Now let us not forget the economists and so-called financial experts. How can we receive billions in aid, grants and loans yet still have children eating once a day? We have had enough IMF programs to feed the entire West African sub-region, but all we see is debt and devaluation. What kind of economic sense justifies importing everything from toothpicks to onions? And how can a country with vast mineral resources still be begging for rice? Our economists write policies to impress foreign donors while local industries die. They talk inflation on radio and eat lobster in Lebanese restaurants while the rest of the country survives on gari and groundnut soup.
Our security apparatus. Dear God. Where do we start? The police are no longer law enforcers. They are party enforcers. They beat citizens for protesting bad governance but escort politicians who loot public funds. They collect bribes with the confidence of CEOs and harass the poor with joy. The military, once a proud institution, has now become an arm of political intimidation. They invade polling stations, suppress dissent and protect only the powerful. The security services have forgotten their oath and become tools of oppression.

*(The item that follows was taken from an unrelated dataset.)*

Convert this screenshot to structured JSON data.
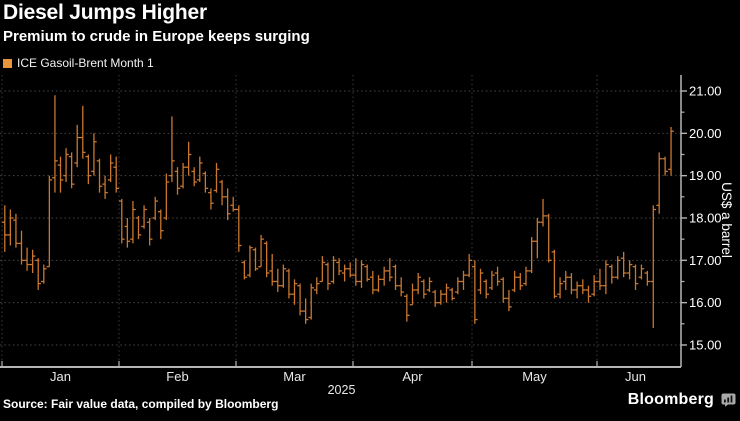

And now to the educated elites. The so-called enlightened class. These are the people with degrees but no integrity. They attend international conferences, speak Queen’s English on panels and write glowing speeches for corrupt ministers. They are everywhere, in government, NGOs and academia. They know the truth but refuse to speak it. Instead of challenging the system, they benefit from it. Instead of leading the people, they confuse them. They are intellectual prostitutes selling their knowledge to the highest bidder, betraying their country for scholarships and consultancy contracts.
But let us be honest. Sierra Leoneans in general have failed themselves. We do not hold leaders accountable. We defend politicians based on tribe, region and rice handouts. We insult activists who speak truth to power and praise looters who throw parties. We fear change because we are used to suffering. We believe progress is a foreign concept. We laugh at those who work hard and glorify those who scam the system. We say na God e will when a child dies of malaria in a broken clinic. We forgive too easily. We forget too quickly.
Even our religious leaders, once beacons of hope, are now pawns in political games. Some churches are campaign grounds. Some mosques have become money-laundering fronts. Instead of preaching salvation, they preach silence. Instead of truth, they preach tolerance for corruption. Instead of uplifting the poor, they bless the powerful. Morality has been buried. Righteousness is a relic. The holy books now serve the highest bidder.
Our media? Compromised. Journalists trade their pens for brown envelopes. Newspapers become propaganda machines. Radio stations echo government lies. The few who dare to speak out are silenced with threats or lured with contracts. The watchdogs have become lapdogs.
Our youth? Frustrated and forgotten. Used during elections and dumped after. Addicted to kush and entertainment. Distracted by TikTok and tribal politics. Hungry but hopeful. But until they rise with purpose and not violence, they too will become part of the same cycle.
You cannot step on the same dog shit twice. But we did. Over and over again. We smeared it on our institutions. We sprayed perfume over it and called it development. But it still stinks.
We need to clean up. Not just the streets. Not just the offices. But our minds, our values and our choices. Until then, the stench will follow us. From the State House to the slums.
And history will ask us one day. Not why we suffered. But why we enjoyed stepping in the same mess again and again.
Alpha Amadu Jalloh
Author of “Monopoly of Happiness: Unveiling Sierra Leone’s Social Imbalance”
Recipient of the Africa Renaissance Leadership Award 2025.